Я увидел его старый ящик с инструментами, раскрытый на полу. Рядом — разводной ключ. И участок медной трубы выглядел новым, чистым. Он действительно починил. Но взгляд сам собой упал на пол рядом.
Большая часть пола — бетон, но в дальнем углу — просто утрамбованная земля. И большой участок, футов шесть в длину и три в ширину, отличался от остальной почвы. Земля темнее, рыхлее. Не утрамбованная десятилетиями. Недавно тронутая.
Я стоял, и луч телефона дрожал в руке. Мозг вопил: «Беги. Вон из дома, из города, и никогда не оборачивайся». Но я не мог. Мне надо было знать.
Я нашёл старый садовый совок в ведре с ржавыми инструментами. Опустился на колени. Земля была мягкой, как я и думал, — поддавалась легко. Я начал копать.
Я дышал прерывисто, панически. Единственные звуки — скрежет совка о редкие камни да бешеный стук сердца в ушах. Запах сырой земли был всепоглощающим, но под ним нарастал другой.
Яма оказалась неглубокой. Фут ниже совок наткнулся на что-то мягкое. Не камень. Я отпрянул, уронив инструмент. Руки так дрожали, что я едва удерживал телефон. Я заставил себя залезть пальцами в рыхлую землю. Закрыл глаза, и пальцы коснулись ткани. Джинсовая. Знакомая, затёртая фактура отцовских джинсов.
Я отполз, захлёбываясь воздухом, но понимал: надо видеть. Надо убедиться. Со слезами на глазах я принялся разгребать землю руками, когтями. Сначала — нога. Потом — туловище, в его любимой выцветшей фланелевой рубашке.
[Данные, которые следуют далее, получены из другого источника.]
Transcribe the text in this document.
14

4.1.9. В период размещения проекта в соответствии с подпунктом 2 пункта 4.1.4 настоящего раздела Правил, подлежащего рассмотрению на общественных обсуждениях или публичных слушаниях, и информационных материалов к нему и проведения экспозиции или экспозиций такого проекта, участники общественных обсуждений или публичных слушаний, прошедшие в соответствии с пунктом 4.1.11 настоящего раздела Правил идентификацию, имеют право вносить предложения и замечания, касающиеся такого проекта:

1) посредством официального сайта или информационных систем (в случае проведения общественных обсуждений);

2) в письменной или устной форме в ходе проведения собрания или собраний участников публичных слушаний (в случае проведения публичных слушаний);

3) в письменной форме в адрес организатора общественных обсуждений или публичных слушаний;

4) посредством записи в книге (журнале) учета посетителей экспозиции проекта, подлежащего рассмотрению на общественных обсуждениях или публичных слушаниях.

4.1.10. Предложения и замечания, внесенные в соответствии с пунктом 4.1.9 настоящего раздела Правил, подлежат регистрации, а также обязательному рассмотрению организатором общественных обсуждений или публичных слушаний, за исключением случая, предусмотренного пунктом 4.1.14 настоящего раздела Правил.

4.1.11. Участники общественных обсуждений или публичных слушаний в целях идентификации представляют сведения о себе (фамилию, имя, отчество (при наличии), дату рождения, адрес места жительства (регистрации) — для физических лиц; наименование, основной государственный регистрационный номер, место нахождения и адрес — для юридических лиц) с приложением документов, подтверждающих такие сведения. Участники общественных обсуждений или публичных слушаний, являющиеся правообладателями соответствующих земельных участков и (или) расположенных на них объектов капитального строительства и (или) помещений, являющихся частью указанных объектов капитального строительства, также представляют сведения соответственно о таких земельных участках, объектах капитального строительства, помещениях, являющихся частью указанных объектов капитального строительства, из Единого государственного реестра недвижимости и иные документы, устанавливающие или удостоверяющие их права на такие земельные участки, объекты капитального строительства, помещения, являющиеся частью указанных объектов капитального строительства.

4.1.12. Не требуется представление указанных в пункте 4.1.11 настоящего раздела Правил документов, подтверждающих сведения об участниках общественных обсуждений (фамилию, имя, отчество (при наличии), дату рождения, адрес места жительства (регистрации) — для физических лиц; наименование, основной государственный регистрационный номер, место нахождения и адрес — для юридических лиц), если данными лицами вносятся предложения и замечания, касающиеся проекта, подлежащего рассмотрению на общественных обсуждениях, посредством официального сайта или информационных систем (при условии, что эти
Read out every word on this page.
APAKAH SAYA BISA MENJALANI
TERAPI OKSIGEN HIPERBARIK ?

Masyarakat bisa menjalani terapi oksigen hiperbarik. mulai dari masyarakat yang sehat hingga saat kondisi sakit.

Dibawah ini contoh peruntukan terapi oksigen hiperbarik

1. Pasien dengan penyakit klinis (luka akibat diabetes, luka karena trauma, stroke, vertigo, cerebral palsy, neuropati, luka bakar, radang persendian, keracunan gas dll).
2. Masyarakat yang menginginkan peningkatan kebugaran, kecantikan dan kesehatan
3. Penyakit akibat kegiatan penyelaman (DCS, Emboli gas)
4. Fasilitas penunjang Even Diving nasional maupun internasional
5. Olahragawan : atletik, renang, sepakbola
А потом… лицо.
Это был он. Мой отец. Глаза закрыты, рот чуть приоткрыт. Кожа бледная, восковая, на виске — тёмная, мерзкая рассечённая рана, склеенная засохшей кровью и землёй. Он выглядел спокойно — ужасно и окончательно спокойно. Будто сорвался со ступеней, ударился головой о бетон, и всё кончилось мгновенно.
Я уставился на его лицо, на настоящее лицо моего отца, и из горла вырвался звук — сдавленный всхлип чистого ужаса и горя. Он умер. Он пролежал здесь месяц, в мелкой безымянной могиле, пока я жил с… с…
Скри-и-ип.
Звук пришёл сверху, с лестницы. Один мягкий шаг по старому дереву.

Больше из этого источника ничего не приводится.